02 September 2008

We can hardly wait to welcome you here

During the development of EPCOT Center’s World Showcase a show was designed for the Japan Pavilion entitled “Meet the World.” While the attraction would not find a home in the Japan Pavilion, the Carrousel of Progress type show and theater would settle down in Tokyo Disneyland’s Tomorrowland from 1983 until 2002. The building would sit empty until 2006 when it was demolished to make way for a new attraction, now known to be the Monsters Inc. attraction which is slated to open in 2009.

Progress of this attraction was further along than most Guests would imagine. EPCOT Center’s Meet the World had a theme song, rewritten by the Sherman Brothers, and a show building was completed. The show itself would combine every affect in the Imagineering repertoire to tell the story of Japan.

“Japan pavilion’s show, when it is ready, will afford an unparalleled overview of Japanese history. Entitled “Meet the World,” it will also be the feature attraction of Tokyo Disneyland, scheduled to open in 1983. The Florida version will be substantially the same as the Tokyo show, although there will be a few changes, if only in phraseology.

Nevertheless, audiences in Tokyo and Florida alike will be fascinated by the Disney way of showing them history in a manner they’ve never before experienced. It’s a manner nobody has experienced, combining Audio-Animatronics figures, live-action film, and animated film.

Inside the castle, the audience is seated in a rotating carrousel theater, which will revolve in front of four stages, each presenting a chapter of the story of Japan.

The first chapter traces the volcanic origin of the islands. Then, in the company of two Japanese children and an animated magical crane (symbol of good health and long life), we explore the early history of the inhabitants of the islands.

Stage II deals with Japan’s first emissaries to a foreign country – a splendid scene in Imperial China. Much of China’s culture was absorbed and subsequently adapted to distinctive Japanese forms. A new foreign influence arrives with the epochal visit from Portuguese traders, who introduce the Japanese to firearms. This chapter ends with the closing of the country to almost all foreign visitors.

In Stage III, Japan, in self-imposed isolation, develops artistically and intellectually. Here we are introduced to Yaji and Kita, guards in the family of a powerful Shogun in the Edo period, whose story is a Japanese classic. But in the Disney version they are a couple of amusing characters. Enter Commodore Perry and his great Black Ships. His visit gives rise to heated debate between Japan’s isolationists and expansionists.

The scene ends with the cataclysmic expansionism of the 1940s, but Stage IV demonstrates, amply and ably, the rehabilitation, stabilization, and outreach of a modern, caring people, at once sophisticated and traditional, whose influence now extends far beyond the shores of their islands.

The show ends with the children and the crane waving farewell from the gondola of a balloon.

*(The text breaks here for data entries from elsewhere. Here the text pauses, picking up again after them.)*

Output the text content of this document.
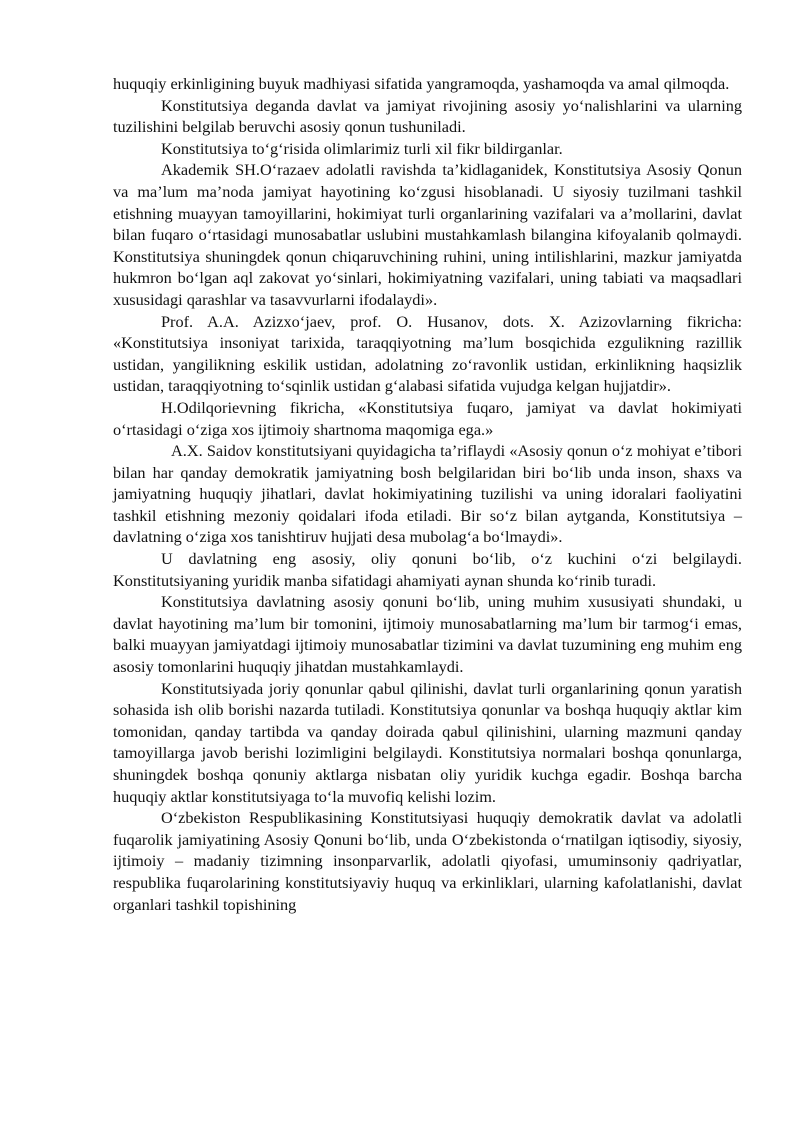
huquqiy erkinligining buyuk madhiyasi sifatida yangramoqda, yashamoqda va amal qilmoqda.

Konstitutsiya deganda davlat va jamiyat rivojining asosiy yo‘nalishlarini va ularning tuzilishini belgilab beruvchi asosiy qonun tushuniladi.

Konstitutsiya to‘g‘risida olimlarimiz turli xil fikr bildirganlar.

Akademik SH.O‘razaev adolatli ravishda ta’kidlaganidek, Konstitutsiya Asosiy Qonun va ma’lum ma’noda jamiyat hayotining ko‘zgusi hisoblanadi. U siyosiy tuzilmani tashkil etishning muayyan tamoyillarini, hokimiyat turli organlarining vazifalari va a’mollarini, davlat bilan fuqaro o‘rtasidagi munosabatlar uslubini mustahkamlash bilangina kifoyalanib qolmaydi. Konstitutsiya shuningdek qonun chiqaruvchining ruhini, uning intilishlarini, mazkur jamiyatda hukmron bo‘lgan aql zakovat yo‘sinlari, hokimiyatning vazifalari, uning tabiati va maqsadlari xususidagi qarashlar va tasavvurlarni ifodalaydi».

Prof. A.A. Azizxo‘jaev, prof. O. Husanov, dots. X. Azizovlarning fikricha: «Konstitutsiya insoniyat tarixida, taraqqiyotning ma’lum bosqichida ezgulikning razillik ustidan, yangilikning eskilik ustidan, adolatning zo‘ravonlik ustidan, erkinlikning haqsizlik ustidan, taraqqiyotning to‘sqinlik ustidan g‘alabasi sifatida vujudga kelgan hujjatdir».

H.Odilqorievning fikricha, «Konstitutsiya fuqaro, jamiyat va davlat hokimiyati o‘rtasidagi o‘ziga xos ijtimoiy shartnoma maqomiga ega.»

A.X. Saidov konstitutsiyani quyidagicha ta’riflaydi «Asosiy qonun o‘z mohiyat e’tibori bilan har qanday demokratik jamiyatning bosh belgilaridan biri bo‘lib unda inson, shaxs va jamiyatning huquqiy jihatlari, davlat hokimiyatining tuzilishi va uning idoralari faoliyatini tashkil etishning mezoniy qoidalari ifoda etiladi. Bir so‘z bilan aytganda, Konstitutsiya – davlatning o‘ziga xos tanishtiruv hujjati desa mubolag‘a bo‘lmaydi».

U davlatning eng asosiy, oliy qonuni bo‘lib, o‘z kuchini o‘zi belgilaydi. Konstitutsiyaning yuridik manba sifatidagi ahamiyati aynan shunda ko‘rinib turadi.

Konstitutsiya davlatning asosiy qonuni bo‘lib, uning muhim xususiyati shundaki, u davlat hayotining ma’lum bir tomonini, ijtimoiy munosabatlarning ma’lum bir tarmog‘i emas, balki muayyan jamiyatdagi ijtimoiy munosabatlar tizimini va davlat tuzumining eng muhim eng asosiy tomonlarini huquqiy jihatdan mustahkamlaydi.

Konstitutsiyada joriy qonunlar qabul qilinishi, davlat turli organlarining qonun yaratish sohasida ish olib borishi nazarda tutiladi. Konstitutsiya qonunlar va boshqa huquqiy aktlar kim tomonidan, qanday tartibda va qanday doirada qabul qilinishini, ularning mazmuni qanday tamoyillarga javob berishi lozimligini belgilaydi. Konstitutsiya normalari boshqa qonunlarga, shuningdek boshqa qonuniy aktlarga nisbatan oliy yuridik kuchga egadir. Boshqa barcha huquqiy aktlar konstitutsiyaga to‘la muvofiq kelishi lozim.

O‘zbekiston Respublikasining Konstitutsiyasi huquqiy demokratik davlat va adolatli fuqarolik jamiyatining Asosiy Qonuni bo‘lib, unda O‘zbekistonda o‘rnatilgan iqtisodiy, siyosiy, ijtimoiy – madaniy tizimning insonparvarlik, adolatli qiyofasi, umuminsoniy qadriyatlar, respublika fuqarolarining konstitutsiyaviy huquq va erkinliklari, ularning kafolatlanishi, davlat organlari tashkil topishining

But we can return to Japan, at least for the moment, after we leave the theater: it is all around us, and our appreciation will be heightened after what we have just seen.”
Richard R. Beard, pp. 197-199, Walt Disney’s EPCOT

2 comments:

Unknown said...

I do wonder how well the show would have gone over with Japanese-American visitors. I have heard machinations that certain sections might not have been too appealing to some American veterans.

But, it would have been great to have another solid show at Epcot.

Ryan P. Wilson said...

I've heard that it might have been upsetting to veterans as well, more for what the show didn't talk about than what it highlighted. But WWII is a funny thing inside of Walt Disney World, it is touched upon in The American Adventure and there is Rosie's Victory Garden, but the tour of the 20th Century in the Carrousel of Progress doesn't mention it.

I would have liked to have seen the show, but there are also a lot of other pieces from World Showcase I would have like to seen make the cut as well.